The words were slightly garbled, and in his stupor he almost didn’t understand it. He continued kissing her, and realized that he suddenly felt extremely aroused. 
“I paid him just so that he’d introduce me to your family. Then I waited and prayed that you would accept. I hoped you would accept. I – I knew who you were. I knew about your rally. My friends told me that you were the most committed to the cause. I even found out about your assault on the juveniles from your friend. That’s when I knew I wanted to marry you.” 
She was completely naked now, and his hands went all over her. Suddenly they stopped, just as they reached her back. His eyes flicked open instinctively, and he pulled his lips away from her skin. 
She was crying softly again. 
“I worried for so many years, Satish. Worried whether I’d ever find someone who would accept me. But you, I knew you would. I loved your passion, your rage at the injustice. Just looking at the videos of you chanting slogans, I felt protected.” 
His fingers began moving slowly, hesitantly, as the grogginess in his mind seemed to clear. The skin beneath the fingers was rough, coarse, unlike the skin on her breasts and belly. 
As though sensing his hesitation, Esha got up, and looked at him solemnly, her front bare. “I hope you will accept me Satish. I hope I can love you with the same passion you had for me.” 
She turned around, and as his eyes fell upon her mutilated back, he remembered a small line buried in a newspaper report printed several years earlier. 
Janani (name changed), a 19 year old first year college student… 
Suddenly, he recoiled in horror, as more pictures and reports and news anchor voices flooded into his mind. He remembered reading the details of how five men had ravaged that college girl’s body, defiling it in the worst manner, abusing her body parts till she bled all over. 
He recoiled, and fell off the bed. She looked into his eyes, and his eyes could see no beauty, no charm in her face. Like looking at a face resting on a slab in the mortuary. He shook his head in shock, and rushed to the toilet, slamming the door behind him. 
He slumped to the floor, and realized he’d lost his erection completely. He shook as he saw those scars in his mind, and from a corner of his brain his grandfather’s voice sailed over. 
He remembered the story his grandfather had told him. About Armchair soldiers. Men who ranted and raved about the country and its enemies from the safety of the living room, as they nestled in their armchairs. His grandfather had told him how those men would squirm if they were ever called up to the frontlines to fulfill the pledges that they yelled over the noise of the television. How they would turn inside out, and quiver, and run into the nearest hole, and bury themselves there, too afraid to face the truth. 

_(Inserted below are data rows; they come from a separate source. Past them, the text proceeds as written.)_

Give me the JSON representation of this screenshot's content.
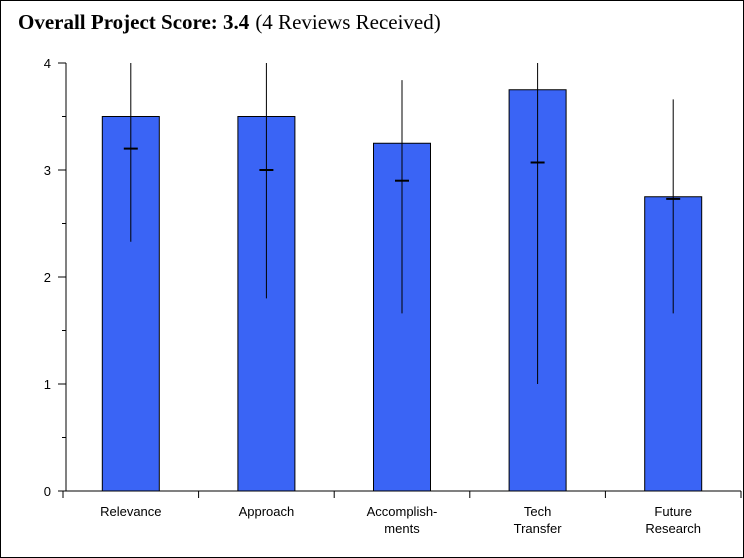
{
  "chart_data": {
    "type": "bar",
    "title": "Overall Project Score: 3.4",
    "subtitle": "(4 Reviews Received)",
    "categories": [
      [
        "Relevance"
      ],
      [
        "Approach"
      ],
      [
        "Accomplish-",
        "ments"
      ],
      [
        "Tech",
        "Transfer"
      ],
      [
        "Future",
        "Research"
      ]
    ],
    "values": [
      3.5,
      3.5,
      3.25,
      3.75,
      2.75
    ],
    "markers": [
      3.2,
      3.0,
      2.9,
      3.07,
      2.73
    ],
    "error_high": [
      4.0,
      4.0,
      3.84,
      4.0,
      3.66
    ],
    "error_low": [
      2.33,
      1.8,
      1.66,
      1.0,
      1.66
    ],
    "color": "#3a64f5",
    "ylim": [
      0,
      4
    ],
    "yticks": [
      0,
      1,
      2,
      3,
      4
    ],
    "yminor": [
      0.5,
      1.5,
      2.5,
      3.5
    ]
  }
}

Satish Gupta realized he was nothing but an Armchair Soldier. 
Since this is the second short story I've written that touches on the topic of Rape, let me explain lest you think I have an unhealthy fixation on the topic. I read the gut wrenching details of the rape of the photojournalist in Mumbai. Then I read a report in which her mother was quoted as asking the media to give them privacy and peace of mind so that they could overcome this tragedy. That is what triggered this story.

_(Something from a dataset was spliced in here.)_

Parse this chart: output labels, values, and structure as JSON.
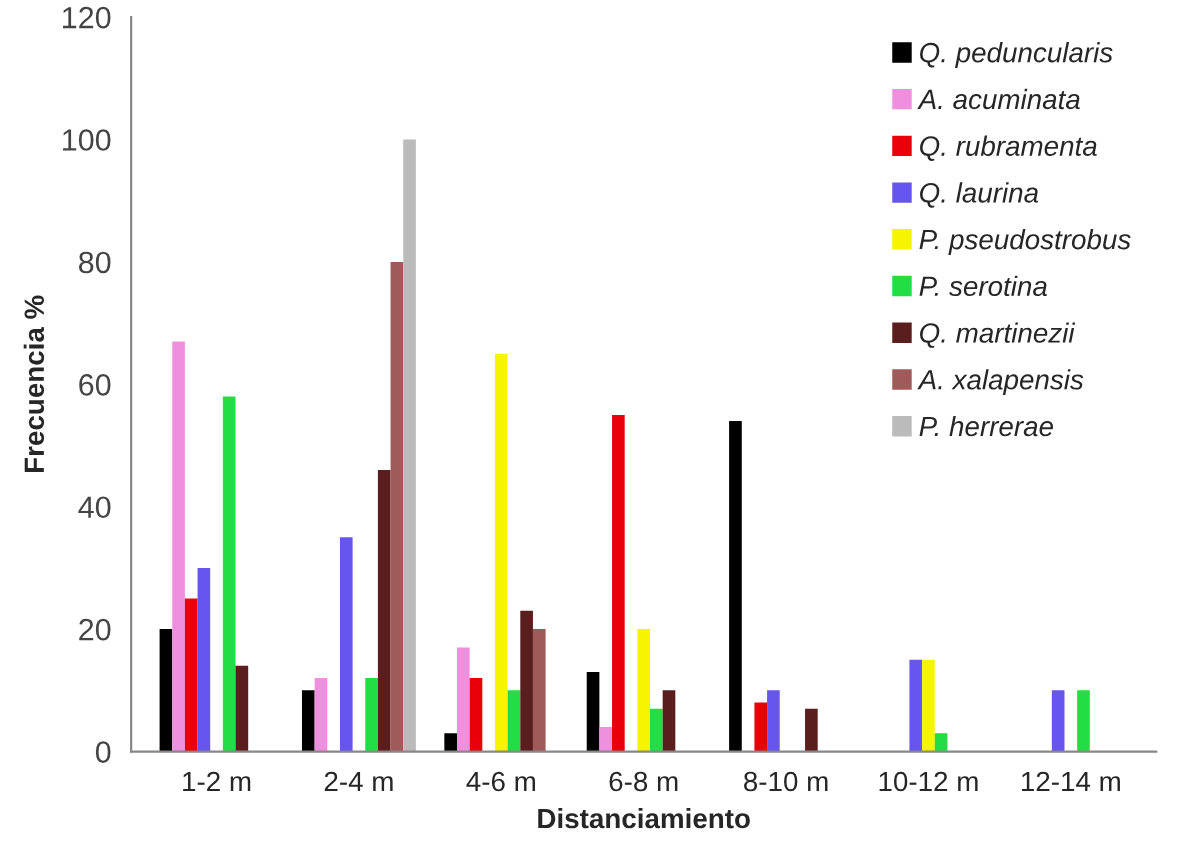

This story, I hope, asks that fundamental question - what happens to the victim? It seems there is a victim every one hour in India. That adds up to thousands of women who have to face an uncertain future. Will they be accepted as wives? Can they be? Should they be? Shouldnt they be?
I have too much to say on this topic, which is why I've chosen the metaphor of The Armchair Soldier.
Feel free to involve those in this discussion who you think will have something worthwhile to say.